We observed two types of spatial correlations and two types of temporal correlations in the data. We have spot that, for spatial correlations: (S1) Geographical correlation: the passenger flow of a station is usually affected by its spatially adjacent neighbors; (S2) Contextual correlations: two stations sharing similar functionalities (business center, residential area or school, etc.) are more likely to have similar passenger flows. For temporal correlations: (T1) Daily correlation: the profile is correlated with previous days of the same week; (T2) Weekly correlation: the profile is correlated with the same day of previous weeks.
For the metro operational team, to provide long-term (several days ahead) prediction and short-term (several hours ahead) prediction are both important. And there are little work to both consider spatiotemporal correlation and offer citywide long- and short-term prediction.

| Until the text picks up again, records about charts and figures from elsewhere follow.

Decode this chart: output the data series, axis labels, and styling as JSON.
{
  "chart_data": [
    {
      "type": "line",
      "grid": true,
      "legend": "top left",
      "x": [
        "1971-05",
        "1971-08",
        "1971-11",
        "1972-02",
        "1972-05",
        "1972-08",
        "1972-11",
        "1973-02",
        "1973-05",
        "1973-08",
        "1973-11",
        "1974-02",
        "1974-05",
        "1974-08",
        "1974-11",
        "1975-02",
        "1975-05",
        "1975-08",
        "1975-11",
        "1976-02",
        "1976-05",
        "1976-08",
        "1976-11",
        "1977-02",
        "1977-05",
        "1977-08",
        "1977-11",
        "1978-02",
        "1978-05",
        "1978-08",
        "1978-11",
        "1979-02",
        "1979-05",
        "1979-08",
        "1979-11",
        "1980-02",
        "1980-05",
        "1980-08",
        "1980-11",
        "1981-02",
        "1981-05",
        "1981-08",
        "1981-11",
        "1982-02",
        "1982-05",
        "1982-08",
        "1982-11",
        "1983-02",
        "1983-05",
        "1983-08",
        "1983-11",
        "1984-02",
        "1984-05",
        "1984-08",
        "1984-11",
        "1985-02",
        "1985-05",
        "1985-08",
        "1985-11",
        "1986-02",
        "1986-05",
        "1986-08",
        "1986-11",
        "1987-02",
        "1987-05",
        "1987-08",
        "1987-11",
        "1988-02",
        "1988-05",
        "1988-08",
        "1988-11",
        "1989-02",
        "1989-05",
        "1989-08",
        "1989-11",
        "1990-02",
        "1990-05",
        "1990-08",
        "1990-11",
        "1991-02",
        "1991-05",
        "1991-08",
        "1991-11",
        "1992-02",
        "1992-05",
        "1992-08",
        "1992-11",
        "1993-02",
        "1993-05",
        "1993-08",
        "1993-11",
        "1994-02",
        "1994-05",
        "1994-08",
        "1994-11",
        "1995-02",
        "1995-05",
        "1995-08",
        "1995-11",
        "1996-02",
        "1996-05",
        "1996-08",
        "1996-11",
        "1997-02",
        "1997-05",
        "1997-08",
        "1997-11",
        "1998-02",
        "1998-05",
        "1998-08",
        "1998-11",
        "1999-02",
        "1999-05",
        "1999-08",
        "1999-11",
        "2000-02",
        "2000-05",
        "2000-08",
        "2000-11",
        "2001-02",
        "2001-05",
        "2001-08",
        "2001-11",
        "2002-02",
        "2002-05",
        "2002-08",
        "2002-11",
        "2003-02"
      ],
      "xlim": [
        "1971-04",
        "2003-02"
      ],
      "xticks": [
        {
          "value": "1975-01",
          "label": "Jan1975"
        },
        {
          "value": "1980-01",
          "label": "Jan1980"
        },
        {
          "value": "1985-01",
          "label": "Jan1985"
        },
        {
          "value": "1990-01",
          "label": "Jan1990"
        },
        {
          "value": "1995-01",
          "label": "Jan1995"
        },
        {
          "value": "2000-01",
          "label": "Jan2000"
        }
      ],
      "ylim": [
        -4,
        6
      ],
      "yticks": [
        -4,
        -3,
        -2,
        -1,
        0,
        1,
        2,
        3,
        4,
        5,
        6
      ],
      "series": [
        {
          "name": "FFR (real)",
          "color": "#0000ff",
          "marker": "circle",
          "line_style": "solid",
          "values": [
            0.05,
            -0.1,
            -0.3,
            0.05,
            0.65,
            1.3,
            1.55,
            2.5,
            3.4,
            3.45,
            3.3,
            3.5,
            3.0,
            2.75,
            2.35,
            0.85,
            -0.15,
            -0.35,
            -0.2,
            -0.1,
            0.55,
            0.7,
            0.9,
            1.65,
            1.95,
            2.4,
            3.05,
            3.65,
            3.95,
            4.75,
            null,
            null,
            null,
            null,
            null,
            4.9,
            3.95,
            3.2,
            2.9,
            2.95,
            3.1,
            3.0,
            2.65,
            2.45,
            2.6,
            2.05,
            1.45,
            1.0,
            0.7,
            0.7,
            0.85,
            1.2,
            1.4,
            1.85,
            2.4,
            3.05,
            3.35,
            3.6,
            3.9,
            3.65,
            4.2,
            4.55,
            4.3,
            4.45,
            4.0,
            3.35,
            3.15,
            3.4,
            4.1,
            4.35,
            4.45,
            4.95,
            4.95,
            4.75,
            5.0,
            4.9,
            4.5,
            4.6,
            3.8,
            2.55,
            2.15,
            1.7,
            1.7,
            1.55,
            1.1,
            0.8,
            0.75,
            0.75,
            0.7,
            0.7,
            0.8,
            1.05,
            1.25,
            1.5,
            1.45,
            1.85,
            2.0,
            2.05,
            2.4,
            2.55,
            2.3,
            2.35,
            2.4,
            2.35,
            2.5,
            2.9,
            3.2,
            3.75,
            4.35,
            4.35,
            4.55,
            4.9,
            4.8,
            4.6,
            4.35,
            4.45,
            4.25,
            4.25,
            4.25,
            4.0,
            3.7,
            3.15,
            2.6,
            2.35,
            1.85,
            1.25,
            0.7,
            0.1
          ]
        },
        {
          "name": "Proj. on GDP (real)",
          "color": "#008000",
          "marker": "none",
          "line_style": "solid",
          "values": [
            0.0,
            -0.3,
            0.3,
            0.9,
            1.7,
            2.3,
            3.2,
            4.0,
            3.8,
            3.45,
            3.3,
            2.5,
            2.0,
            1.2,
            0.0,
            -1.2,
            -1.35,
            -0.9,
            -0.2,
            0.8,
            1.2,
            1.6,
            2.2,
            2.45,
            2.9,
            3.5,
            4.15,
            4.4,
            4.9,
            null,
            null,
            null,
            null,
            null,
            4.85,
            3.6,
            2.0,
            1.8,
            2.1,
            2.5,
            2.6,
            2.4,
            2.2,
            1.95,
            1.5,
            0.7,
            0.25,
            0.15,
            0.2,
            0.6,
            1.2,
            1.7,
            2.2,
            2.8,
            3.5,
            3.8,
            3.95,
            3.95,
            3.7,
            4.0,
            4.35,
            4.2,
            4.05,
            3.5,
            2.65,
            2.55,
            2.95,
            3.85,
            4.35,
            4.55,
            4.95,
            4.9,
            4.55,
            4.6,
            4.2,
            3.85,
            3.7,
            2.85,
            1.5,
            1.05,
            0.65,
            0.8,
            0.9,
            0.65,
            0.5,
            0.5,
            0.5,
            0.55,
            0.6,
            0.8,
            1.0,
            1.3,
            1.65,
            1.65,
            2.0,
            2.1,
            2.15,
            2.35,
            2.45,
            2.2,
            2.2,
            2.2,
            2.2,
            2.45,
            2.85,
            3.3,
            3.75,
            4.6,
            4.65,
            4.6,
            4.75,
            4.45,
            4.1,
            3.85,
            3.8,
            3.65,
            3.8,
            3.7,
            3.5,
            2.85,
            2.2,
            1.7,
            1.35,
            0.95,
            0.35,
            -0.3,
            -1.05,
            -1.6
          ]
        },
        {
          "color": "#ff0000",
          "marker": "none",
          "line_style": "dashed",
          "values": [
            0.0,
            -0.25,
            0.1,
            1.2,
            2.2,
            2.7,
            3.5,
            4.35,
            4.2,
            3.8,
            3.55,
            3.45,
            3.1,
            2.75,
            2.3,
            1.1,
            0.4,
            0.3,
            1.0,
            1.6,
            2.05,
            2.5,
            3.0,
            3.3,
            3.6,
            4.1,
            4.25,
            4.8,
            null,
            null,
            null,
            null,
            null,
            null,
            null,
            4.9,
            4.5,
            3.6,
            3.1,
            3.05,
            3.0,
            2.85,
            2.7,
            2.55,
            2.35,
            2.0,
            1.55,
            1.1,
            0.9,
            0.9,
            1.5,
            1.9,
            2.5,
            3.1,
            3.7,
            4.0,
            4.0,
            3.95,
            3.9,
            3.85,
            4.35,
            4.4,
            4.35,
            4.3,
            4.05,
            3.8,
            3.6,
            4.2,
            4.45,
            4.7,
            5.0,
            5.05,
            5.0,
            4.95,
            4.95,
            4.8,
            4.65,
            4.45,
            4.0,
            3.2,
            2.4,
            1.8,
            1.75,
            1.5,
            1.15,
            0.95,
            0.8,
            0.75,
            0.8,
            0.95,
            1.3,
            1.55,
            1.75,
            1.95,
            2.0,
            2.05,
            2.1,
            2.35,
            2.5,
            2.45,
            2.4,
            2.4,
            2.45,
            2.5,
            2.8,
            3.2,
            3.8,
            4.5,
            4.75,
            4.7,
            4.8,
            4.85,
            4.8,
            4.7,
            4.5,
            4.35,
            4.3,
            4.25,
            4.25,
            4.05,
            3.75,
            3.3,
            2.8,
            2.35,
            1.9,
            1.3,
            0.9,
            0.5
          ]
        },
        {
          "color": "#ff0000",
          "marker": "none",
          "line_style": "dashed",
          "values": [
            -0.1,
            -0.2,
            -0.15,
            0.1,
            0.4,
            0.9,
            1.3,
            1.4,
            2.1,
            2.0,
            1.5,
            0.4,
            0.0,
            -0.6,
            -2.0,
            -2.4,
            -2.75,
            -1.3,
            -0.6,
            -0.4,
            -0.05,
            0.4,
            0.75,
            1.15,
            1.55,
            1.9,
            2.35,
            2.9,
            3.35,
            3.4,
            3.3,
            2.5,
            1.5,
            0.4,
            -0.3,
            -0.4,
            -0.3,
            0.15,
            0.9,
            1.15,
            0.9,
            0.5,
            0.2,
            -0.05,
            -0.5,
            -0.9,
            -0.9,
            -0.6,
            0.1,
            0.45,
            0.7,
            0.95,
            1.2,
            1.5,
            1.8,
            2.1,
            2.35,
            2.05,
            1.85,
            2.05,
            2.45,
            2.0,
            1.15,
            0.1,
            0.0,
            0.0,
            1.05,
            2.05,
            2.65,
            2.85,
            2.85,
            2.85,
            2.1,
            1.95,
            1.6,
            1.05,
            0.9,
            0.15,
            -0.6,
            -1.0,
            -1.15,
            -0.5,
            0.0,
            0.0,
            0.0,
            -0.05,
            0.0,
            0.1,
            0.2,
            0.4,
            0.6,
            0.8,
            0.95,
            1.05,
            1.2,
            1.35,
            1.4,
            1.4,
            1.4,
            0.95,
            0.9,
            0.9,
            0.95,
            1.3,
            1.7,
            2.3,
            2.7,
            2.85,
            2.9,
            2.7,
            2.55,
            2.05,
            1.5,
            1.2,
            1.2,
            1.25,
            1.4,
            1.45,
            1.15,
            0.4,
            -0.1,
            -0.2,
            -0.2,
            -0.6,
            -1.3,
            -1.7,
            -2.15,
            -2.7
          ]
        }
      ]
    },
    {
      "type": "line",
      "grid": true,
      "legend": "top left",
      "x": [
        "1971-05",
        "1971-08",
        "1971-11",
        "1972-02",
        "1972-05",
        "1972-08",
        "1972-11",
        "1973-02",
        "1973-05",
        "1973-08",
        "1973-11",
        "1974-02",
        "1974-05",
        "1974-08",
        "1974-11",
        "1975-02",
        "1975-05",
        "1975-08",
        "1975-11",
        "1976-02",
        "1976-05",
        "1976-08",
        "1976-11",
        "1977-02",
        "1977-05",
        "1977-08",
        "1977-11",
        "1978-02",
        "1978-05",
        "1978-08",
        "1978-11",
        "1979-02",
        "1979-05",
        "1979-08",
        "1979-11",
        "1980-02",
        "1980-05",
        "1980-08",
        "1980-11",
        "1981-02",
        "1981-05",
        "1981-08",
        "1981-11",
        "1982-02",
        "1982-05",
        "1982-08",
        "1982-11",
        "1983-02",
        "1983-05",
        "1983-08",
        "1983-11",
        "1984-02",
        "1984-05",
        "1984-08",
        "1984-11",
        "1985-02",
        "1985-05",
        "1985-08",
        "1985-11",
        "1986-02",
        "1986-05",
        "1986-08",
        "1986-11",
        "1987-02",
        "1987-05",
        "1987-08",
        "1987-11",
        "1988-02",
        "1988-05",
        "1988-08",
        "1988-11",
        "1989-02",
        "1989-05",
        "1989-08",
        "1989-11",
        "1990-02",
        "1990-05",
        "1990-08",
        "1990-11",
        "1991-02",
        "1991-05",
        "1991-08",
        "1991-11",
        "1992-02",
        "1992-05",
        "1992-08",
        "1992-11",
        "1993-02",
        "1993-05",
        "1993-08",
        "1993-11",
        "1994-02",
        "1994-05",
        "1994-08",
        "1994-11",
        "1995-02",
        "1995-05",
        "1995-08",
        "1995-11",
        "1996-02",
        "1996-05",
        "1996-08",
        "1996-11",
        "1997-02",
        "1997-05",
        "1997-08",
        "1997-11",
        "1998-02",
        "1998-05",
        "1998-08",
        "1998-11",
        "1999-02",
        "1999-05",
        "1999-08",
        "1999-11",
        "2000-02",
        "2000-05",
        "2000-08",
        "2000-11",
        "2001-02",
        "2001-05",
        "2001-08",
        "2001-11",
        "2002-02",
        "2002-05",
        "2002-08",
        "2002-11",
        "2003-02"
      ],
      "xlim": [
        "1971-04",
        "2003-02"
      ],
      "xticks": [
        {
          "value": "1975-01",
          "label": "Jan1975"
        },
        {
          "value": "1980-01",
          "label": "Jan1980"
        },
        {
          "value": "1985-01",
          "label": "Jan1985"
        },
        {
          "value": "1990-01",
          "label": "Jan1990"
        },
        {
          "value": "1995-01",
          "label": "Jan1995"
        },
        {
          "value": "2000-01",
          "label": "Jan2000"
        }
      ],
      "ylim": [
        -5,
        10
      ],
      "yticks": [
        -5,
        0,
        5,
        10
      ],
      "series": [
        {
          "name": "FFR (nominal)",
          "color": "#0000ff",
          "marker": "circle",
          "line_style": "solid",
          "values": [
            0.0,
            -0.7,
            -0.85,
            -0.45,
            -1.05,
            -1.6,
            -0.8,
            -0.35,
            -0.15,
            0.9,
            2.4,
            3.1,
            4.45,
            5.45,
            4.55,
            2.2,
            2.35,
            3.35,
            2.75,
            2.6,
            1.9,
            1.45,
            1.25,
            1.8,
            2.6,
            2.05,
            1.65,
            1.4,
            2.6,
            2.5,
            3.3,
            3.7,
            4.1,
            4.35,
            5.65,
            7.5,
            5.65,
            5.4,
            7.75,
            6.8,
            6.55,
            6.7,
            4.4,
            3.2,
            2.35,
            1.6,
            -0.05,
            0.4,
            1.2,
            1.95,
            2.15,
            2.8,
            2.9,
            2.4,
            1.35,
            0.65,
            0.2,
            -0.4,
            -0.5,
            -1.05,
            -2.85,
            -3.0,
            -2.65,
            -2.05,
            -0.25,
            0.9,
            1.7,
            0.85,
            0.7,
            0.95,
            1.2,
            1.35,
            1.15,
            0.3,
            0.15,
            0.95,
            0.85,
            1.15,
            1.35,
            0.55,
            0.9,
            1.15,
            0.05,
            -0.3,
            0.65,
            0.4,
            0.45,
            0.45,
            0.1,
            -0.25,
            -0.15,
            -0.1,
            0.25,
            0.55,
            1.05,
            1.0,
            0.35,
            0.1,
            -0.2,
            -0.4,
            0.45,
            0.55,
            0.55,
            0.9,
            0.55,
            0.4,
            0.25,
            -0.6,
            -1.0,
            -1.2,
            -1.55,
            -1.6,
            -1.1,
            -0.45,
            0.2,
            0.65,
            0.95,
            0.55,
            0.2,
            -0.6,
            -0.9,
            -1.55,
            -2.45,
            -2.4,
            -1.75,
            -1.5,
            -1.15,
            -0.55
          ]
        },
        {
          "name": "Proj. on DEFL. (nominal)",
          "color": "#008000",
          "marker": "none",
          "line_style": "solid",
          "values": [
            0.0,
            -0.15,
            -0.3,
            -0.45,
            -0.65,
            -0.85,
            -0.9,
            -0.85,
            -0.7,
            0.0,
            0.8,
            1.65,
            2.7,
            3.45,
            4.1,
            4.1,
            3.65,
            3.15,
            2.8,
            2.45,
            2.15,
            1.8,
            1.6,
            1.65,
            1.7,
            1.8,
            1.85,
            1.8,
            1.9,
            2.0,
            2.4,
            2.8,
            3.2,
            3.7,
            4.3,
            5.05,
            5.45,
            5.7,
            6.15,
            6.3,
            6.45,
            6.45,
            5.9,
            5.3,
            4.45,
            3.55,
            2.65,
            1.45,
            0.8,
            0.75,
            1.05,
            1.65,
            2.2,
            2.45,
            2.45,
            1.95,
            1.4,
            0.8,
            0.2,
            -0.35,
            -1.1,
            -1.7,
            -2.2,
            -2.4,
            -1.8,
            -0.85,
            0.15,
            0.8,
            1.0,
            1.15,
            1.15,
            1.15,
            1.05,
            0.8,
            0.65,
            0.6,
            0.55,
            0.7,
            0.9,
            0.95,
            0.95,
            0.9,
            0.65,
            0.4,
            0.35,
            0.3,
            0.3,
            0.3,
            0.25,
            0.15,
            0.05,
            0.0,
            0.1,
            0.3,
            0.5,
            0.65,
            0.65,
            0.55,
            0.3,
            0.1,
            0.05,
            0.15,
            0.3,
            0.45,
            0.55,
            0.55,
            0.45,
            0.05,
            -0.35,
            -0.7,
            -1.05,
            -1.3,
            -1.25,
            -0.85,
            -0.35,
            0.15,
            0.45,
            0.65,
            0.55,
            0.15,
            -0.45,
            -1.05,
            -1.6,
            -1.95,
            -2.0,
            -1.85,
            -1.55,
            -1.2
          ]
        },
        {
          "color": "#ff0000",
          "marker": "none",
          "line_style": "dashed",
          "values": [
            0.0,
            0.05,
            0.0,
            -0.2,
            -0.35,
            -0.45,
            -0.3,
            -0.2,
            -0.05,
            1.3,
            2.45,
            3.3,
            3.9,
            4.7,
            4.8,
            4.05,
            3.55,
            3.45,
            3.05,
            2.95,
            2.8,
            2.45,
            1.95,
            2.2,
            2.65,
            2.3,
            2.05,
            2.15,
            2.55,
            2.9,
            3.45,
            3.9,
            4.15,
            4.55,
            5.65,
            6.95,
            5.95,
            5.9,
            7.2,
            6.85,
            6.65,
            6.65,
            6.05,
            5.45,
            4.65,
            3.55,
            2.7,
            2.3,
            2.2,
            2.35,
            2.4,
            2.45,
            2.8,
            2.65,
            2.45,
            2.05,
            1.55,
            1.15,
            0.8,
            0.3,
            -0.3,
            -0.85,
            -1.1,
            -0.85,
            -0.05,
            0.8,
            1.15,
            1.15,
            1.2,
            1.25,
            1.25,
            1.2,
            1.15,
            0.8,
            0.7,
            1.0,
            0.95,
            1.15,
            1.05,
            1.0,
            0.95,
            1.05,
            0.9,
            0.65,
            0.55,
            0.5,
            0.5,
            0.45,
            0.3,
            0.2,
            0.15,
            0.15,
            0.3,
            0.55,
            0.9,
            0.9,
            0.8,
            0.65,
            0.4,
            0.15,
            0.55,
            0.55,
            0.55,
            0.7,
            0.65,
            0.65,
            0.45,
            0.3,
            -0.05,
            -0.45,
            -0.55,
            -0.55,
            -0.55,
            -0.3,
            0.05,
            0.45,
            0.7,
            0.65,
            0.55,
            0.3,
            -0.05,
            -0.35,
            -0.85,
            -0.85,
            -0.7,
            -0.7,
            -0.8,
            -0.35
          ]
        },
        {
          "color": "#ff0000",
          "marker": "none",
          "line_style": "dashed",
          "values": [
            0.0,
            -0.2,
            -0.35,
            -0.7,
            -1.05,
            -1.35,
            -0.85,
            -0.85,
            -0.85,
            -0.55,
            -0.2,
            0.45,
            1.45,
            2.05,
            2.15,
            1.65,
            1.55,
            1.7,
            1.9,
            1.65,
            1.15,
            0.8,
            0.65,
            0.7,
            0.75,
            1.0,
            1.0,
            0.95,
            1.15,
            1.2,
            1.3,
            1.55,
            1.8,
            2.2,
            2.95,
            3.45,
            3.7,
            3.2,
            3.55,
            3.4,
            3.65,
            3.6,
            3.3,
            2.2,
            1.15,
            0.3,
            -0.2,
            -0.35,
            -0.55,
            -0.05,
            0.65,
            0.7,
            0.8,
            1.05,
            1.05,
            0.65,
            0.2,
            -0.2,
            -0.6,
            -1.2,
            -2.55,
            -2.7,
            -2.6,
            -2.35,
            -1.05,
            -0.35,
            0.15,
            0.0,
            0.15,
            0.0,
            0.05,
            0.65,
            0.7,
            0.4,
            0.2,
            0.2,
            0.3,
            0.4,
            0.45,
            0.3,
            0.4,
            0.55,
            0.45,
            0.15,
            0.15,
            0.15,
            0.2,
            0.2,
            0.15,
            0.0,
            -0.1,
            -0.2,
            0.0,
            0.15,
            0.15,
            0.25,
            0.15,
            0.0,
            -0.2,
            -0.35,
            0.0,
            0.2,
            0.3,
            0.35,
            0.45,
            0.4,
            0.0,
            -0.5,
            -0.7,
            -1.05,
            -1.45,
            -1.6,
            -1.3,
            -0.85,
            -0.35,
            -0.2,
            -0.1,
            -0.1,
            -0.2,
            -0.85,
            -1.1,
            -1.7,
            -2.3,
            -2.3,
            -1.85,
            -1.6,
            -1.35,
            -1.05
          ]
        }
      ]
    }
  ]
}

To tackle this challenge, we first formulate data as a three-dimensional tensor $\boldsymbol{\mathcal{X}}^{station \times point \times day}$ with dimension station, day, time point, to preserve the spatiotemporal nature of the data. (1.1) For long-term prediction, we proposed a “2-step 2D-ARMA” tensor prediction model, which firstly uses tensor decomposition to get day-feature matrix $\mathbf{U}^{day}$, and then conducts 2D-ARMA prediction model on this $\mathbf{U}^{day}$, capturing the daily and weekly correlations in a better way. (1.2) Another challenge for long-term prediction is how to update prediction real-time when new data keep arriving. To tackle this, we also propose a recursive dynamic updating method. (2) For short-term prediction, we first directly used Low Rank Tensor Completion (LRTC) method to treat the prediction horizon as missing part and to complete it. But we found an interesting phenomenon: in homogeneous stations LRTC works well, however, LRTC malfunctions in heterogeneous stations. we proposed a temporary solution for it: a “Tensor Clustering + Tensor Completion” prediction model which first clusters stations and then conducts tensor completion within each station cluster for prediction.
Our method improved the prediction results significantly: for long-term prediction, 30% higher accuracy is achieved; Recursive dynamic updating method could improve the following 3 hours prediction by around 20%. For short-term prediction, with the homogeneity of stations guaranteed, and the tensor completion within one cluster can improve the prediction by 30%